Handle error message when saving invalid genotype files to VCF?
Closed this issue · 2 comments
PhilPalmer commented
I think the error could be handled when trying to save invalid genotype files to VCF.
To reproduce
For example, if I run:
# create invalid empty file
touch file.txt
python
>>> from snps import SNPs
>>> s = SNPs('file.txt', output_dir='.')
# error message is handled nicely when vcf is false
>>> saved_snps = s.save_snps('test.txt', vcf=False)
no data to save...
# error message is not handled when vcf is true
>>> saved_snps = s.save_snps('test.vcf', vcf=True)
Then I get the following error message:
Traceback (most recent call last):
File "/opt/conda/envs/common-latest-geno/lib/python3.7/site-packages/pandas/core/indexes/base.py", line 2897, in get_loc
return self._engine.get_loc(key)
File "pandas/_libs/index.pyx", line 107, in pandas._libs.index.IndexEngine.get_loc
File "pandas/_libs/index.pyx", line 131, in pandas._libs.index.IndexEngine.get_loc
File "pandas/_libs/hashtable_class_helper.pxi", line 1607, in pandas._libs.hashtable.PyObjectHashTable.get_item
File "pandas/_libs/hashtable_class_helper.pxi", line 1614, in pandas._libs.hashtable.PyObjectHashTable.get_item
KeyError: 'genotype'
During handling of the above exception, another exception occurred:
Traceback (most recent call last):
File "<stdin>", line 1, in <module>
File "/opt/conda/envs/common-latest-geno/lib/python3.7/site-packages/snps/__init__.py", line 394, in save_snps
snps=self, filename=filename, vcf=vcf, atomic=atomic, **kwargs
File "/opt/conda/envs/common-latest-geno/lib/python3.7/site-packages/snps/io.py", line 951, in write_file
return w()
File "/opt/conda/envs/common-latest-geno/lib/python3.7/site-packages/snps/io.py", line 924, in __call__
return self._write_vcf()
File "/opt/conda/envs/common-latest-geno/lib/python3.7/site-packages/snps/io.py", line 1060, in _write_vcf
df["genotype"].notnull()
File "/opt/conda/envs/common-latest-geno/lib/python3.7/site-packages/pandas/core/frame.py", line 2995, in __getitem__
indexer = self.columns.get_loc(key)
File "/opt/conda/envs/common-latest-geno/lib/python3.7/site-packages/pandas/core/indexes/base.py", line 2899, in get_loc
return self._engine.get_loc(self._maybe_cast_indexer(key))
File "pandas/_libs/index.pyx", line 107, in pandas._libs.index.IndexEngine.get_loc
File "pandas/_libs/index.pyx", line 131, in pandas._libs.index.IndexEngine.get_loc
File "pandas/_libs/hashtable_class_helper.pxi", line 1607, in pandas._libs.hashtable.PyObjectHashTable.get_item
File "pandas/_libs/hashtable_class_helper.pxi", line 1614, in pandas._libs.hashtable.PyObjectHashTable.get_item
KeyError: 'genotype'
Any ideas how this could be improved?
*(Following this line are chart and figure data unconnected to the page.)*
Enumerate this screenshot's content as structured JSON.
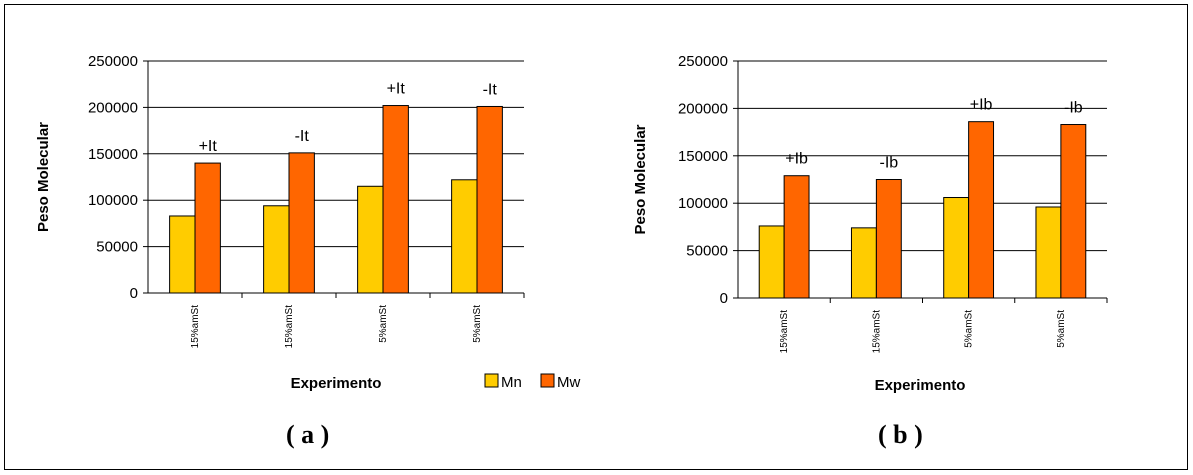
{
  "colors": {
    "mn": "#ffcc00",
    "mw": "#ff6600",
    "grid": "#000000",
    "background": "#ffffff"
  },
  "legend": {
    "placement": "bottom",
    "items": [
      "Mn",
      "Mw"
    ]
  },
  "captions": [
    "( a )",
    "( b )"
  ],
  "chart_data": [
    {
      "type": "bar",
      "title": "",
      "xlabel": "Experimento",
      "ylabel": "Peso Molecular",
      "ylim": [
        0,
        250000
      ],
      "yticks": [
        0,
        50000,
        100000,
        150000,
        200000,
        250000
      ],
      "grid": true,
      "categories": [
        "15%amSt",
        "15%amSt",
        "5%amSt",
        "5%amSt"
      ],
      "annotations": [
        "+It",
        "-It",
        "+It",
        "-It"
      ],
      "series": [
        {
          "name": "Mn",
          "values": [
            83000,
            94000,
            115000,
            122000
          ]
        },
        {
          "name": "Mw",
          "values": [
            140000,
            151000,
            202000,
            201000
          ]
        }
      ]
    },
    {
      "type": "bar",
      "title": "",
      "xlabel": "Experimento",
      "ylabel": "Peso Molecular",
      "ylim": [
        0,
        250000
      ],
      "yticks": [
        0,
        50000,
        100000,
        150000,
        200000,
        250000
      ],
      "grid": true,
      "categories": [
        "15%amSt",
        "15%amSt",
        "5%amSt",
        "5%amSt"
      ],
      "annotations": [
        "+Ib",
        "-Ib",
        "+Ib",
        "-Ib"
      ],
      "series": [
        {
          "name": "Mn",
          "values": [
            76000,
            74000,
            106000,
            96000
          ]
        },
        {
          "name": "Mw",
          "values": [
            129000,
            125000,
            186000,
            183000
          ]
        }
      ]
    }
  ]
}
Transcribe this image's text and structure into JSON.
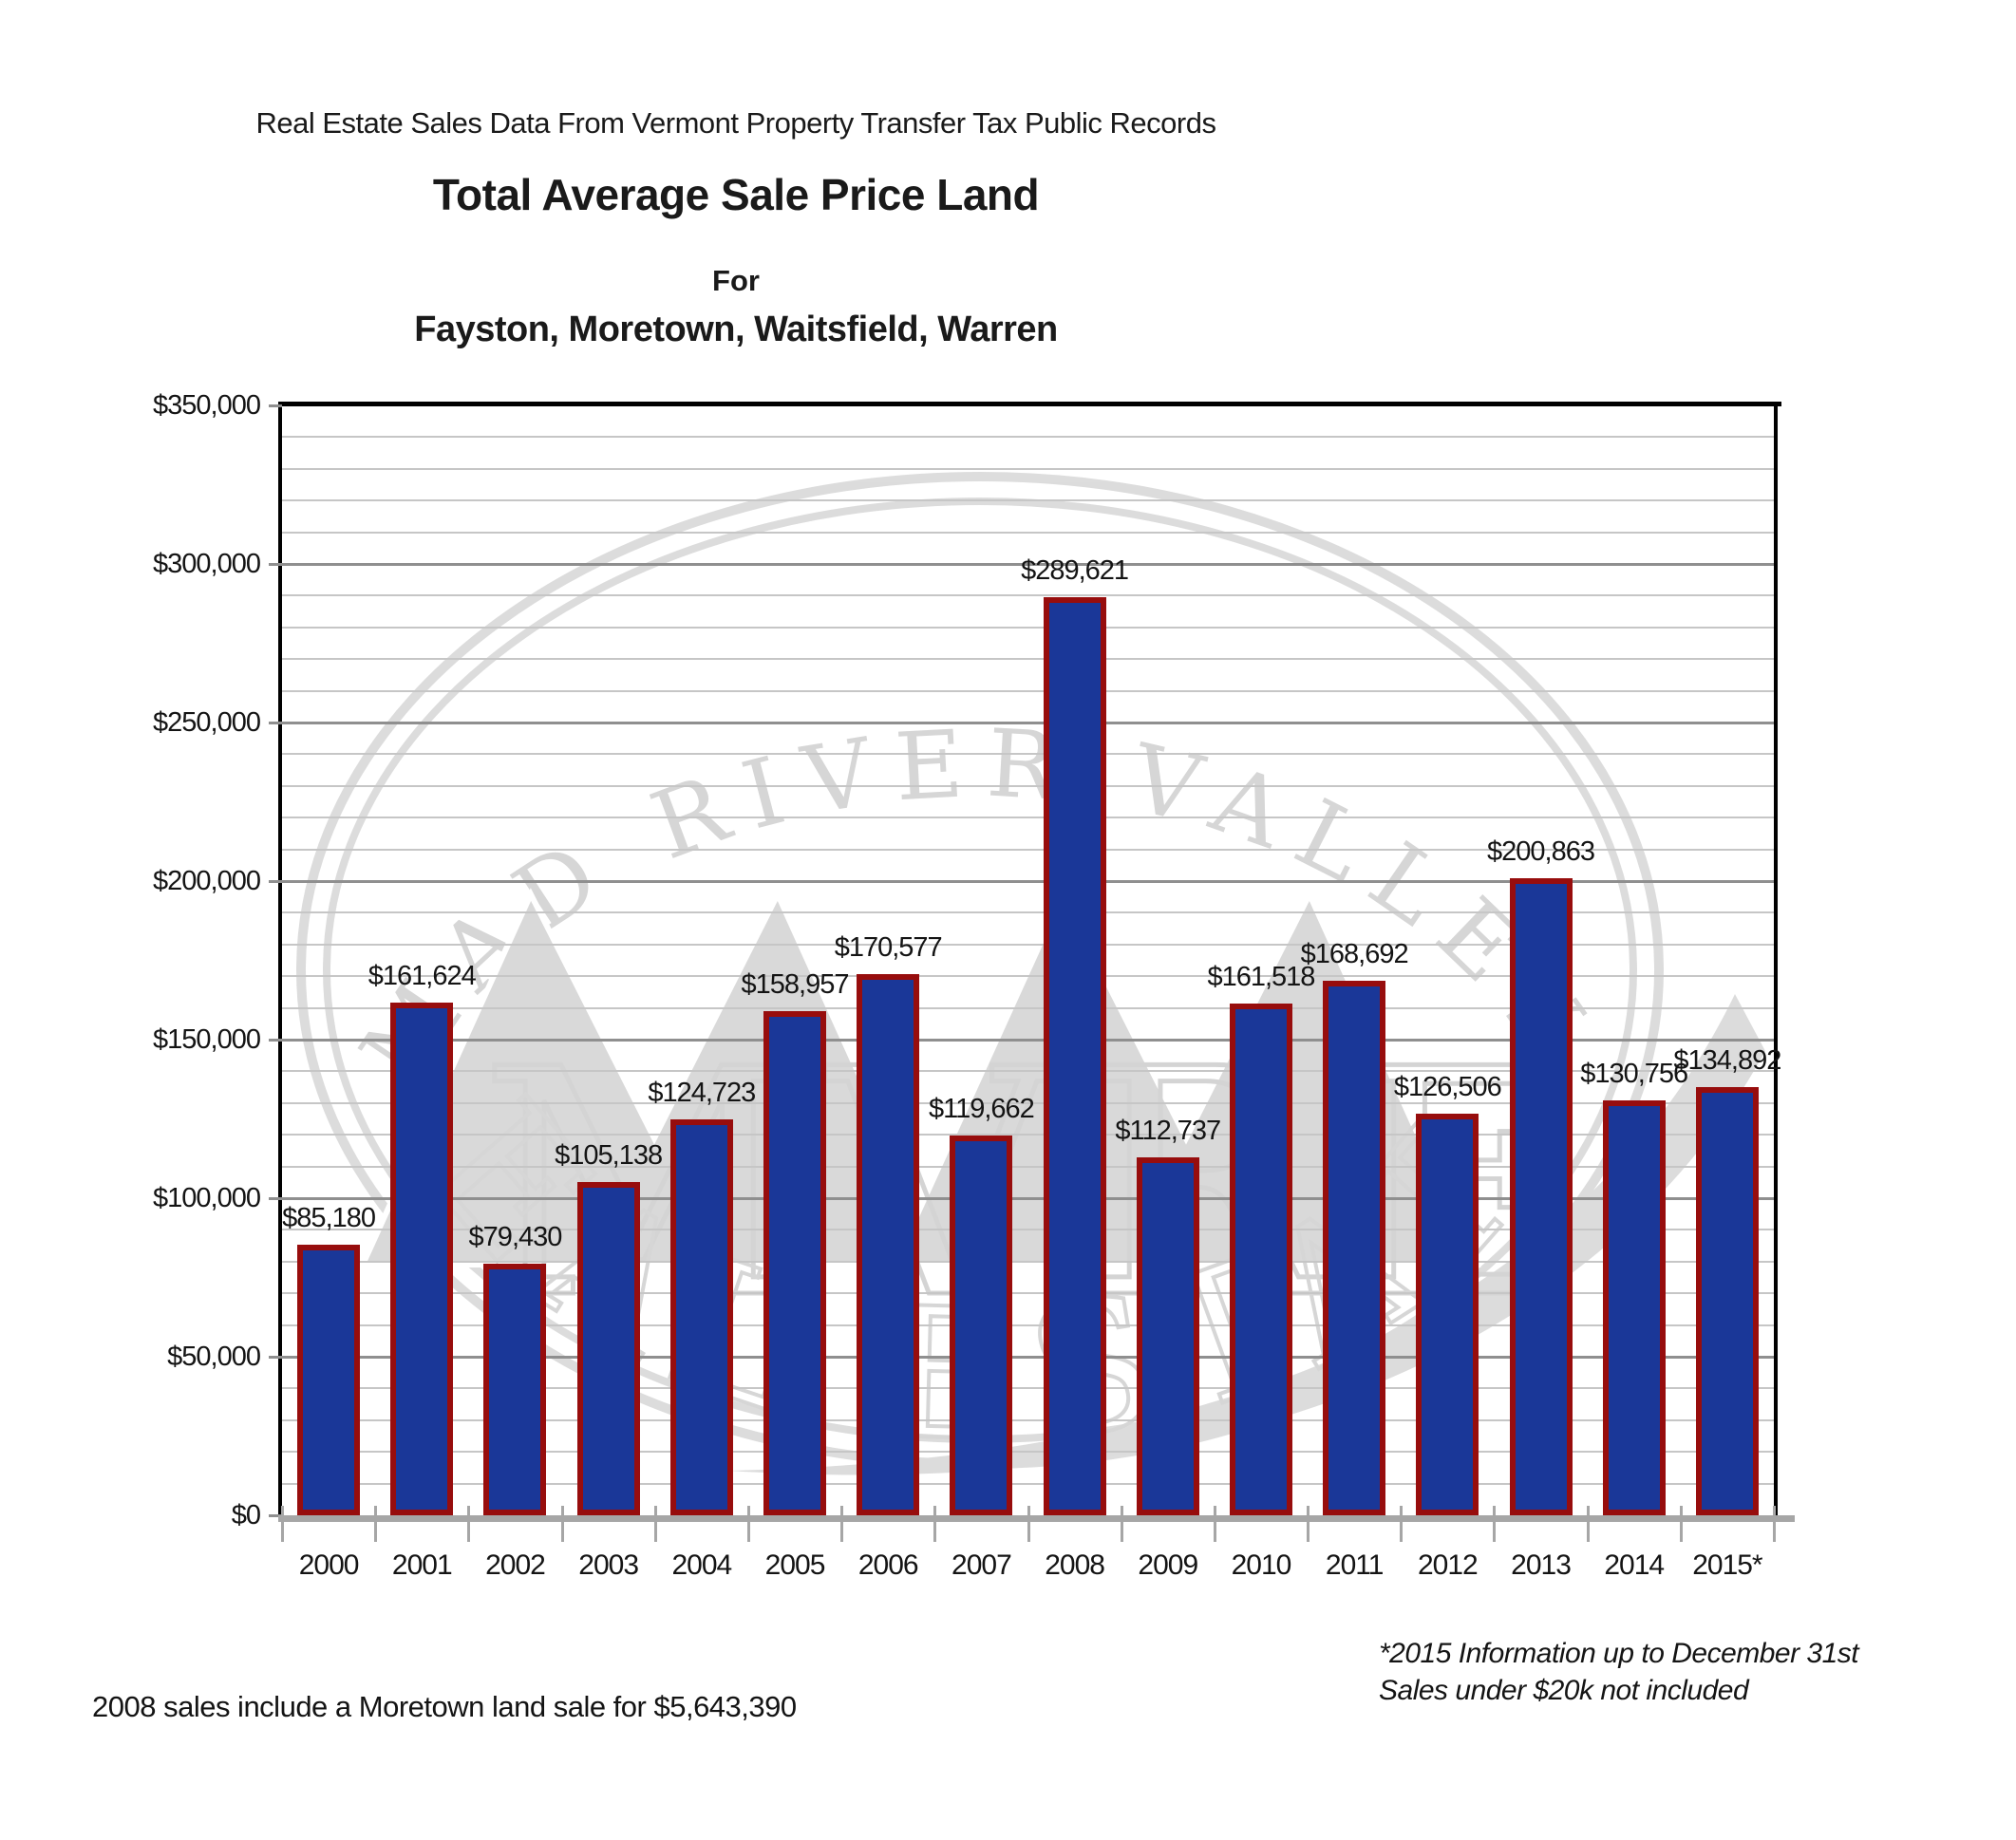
{
  "header": {
    "source_line": "Real Estate Sales Data From Vermont Property Transfer Tax Public Records",
    "title": "Total Average Sale Price Land",
    "for_line": "For",
    "towns_line": "Fayston, Moretown, Waitsfield, Warren"
  },
  "chart_data": {
    "type": "bar",
    "title": "Total Average Sale Price Land",
    "subtitle": "Fayston, Moretown, Waitsfield, Warren",
    "categories": [
      "2000",
      "2001",
      "2002",
      "2003",
      "2004",
      "2005",
      "2006",
      "2007",
      "2008",
      "2009",
      "2010",
      "2011",
      "2012",
      "2013",
      "2014",
      "2015*"
    ],
    "values": [
      85180,
      161624,
      79430,
      105138,
      124723,
      158957,
      170577,
      119662,
      289621,
      112737,
      161518,
      168692,
      126506,
      200863,
      130756,
      134892
    ],
    "data_labels": [
      "$85,180",
      "$161,624",
      "$79,430",
      "$105,138",
      "$124,723",
      "$158,957",
      "$170,577",
      "$119,662",
      "$289,621",
      "$112,737",
      "$161,518",
      "$168,692",
      "$126,506",
      "$200,863",
      "$130,756",
      "$134,892"
    ],
    "xlabel": "",
    "ylabel": "",
    "ylim": [
      0,
      350000
    ],
    "y_major_step": 50000,
    "y_minor_step": 10000,
    "y_tick_labels": [
      "$0",
      "$50,000",
      "$100,000",
      "$150,000",
      "$200,000",
      "$250,000",
      "$300,000",
      "$350,000"
    ],
    "grid": true,
    "legend": "none",
    "colors": {
      "bar_fill": "#1A3798",
      "bar_border": "#970D0D",
      "gridline_minor": "#C6C6C6",
      "gridline_major": "#8F8F8F",
      "axis_line": "#A6A6A6",
      "plot_border": "#000000",
      "watermark": "#D9D9D9"
    }
  },
  "watermark": {
    "top_arc_text": "MAD RIVER VALLEY",
    "monogram": "MVRE",
    "bottom_arc_text": "REAL ESTATE"
  },
  "footnotes": {
    "right_line1": "*2015 Information up to December 31st",
    "right_line2": "Sales under $20k not included",
    "left_line": "2008 sales include a Moretown land sale for $5,643,390"
  }
}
Perhaps catching the error here?
Thanks in advance
willgdjones commented
Shouldn't this be handled when the file is read into snps
? If the file is empty, or doesn't conform to any known format, then we should perhaps flag this to the user as soon as they try to load the data.
PhilPalmer commented
Yeah good point @willgdjones. I agree it would be better if this is handled when reading the file into snps
@apriha, awesome, thanks for implementing this so fast!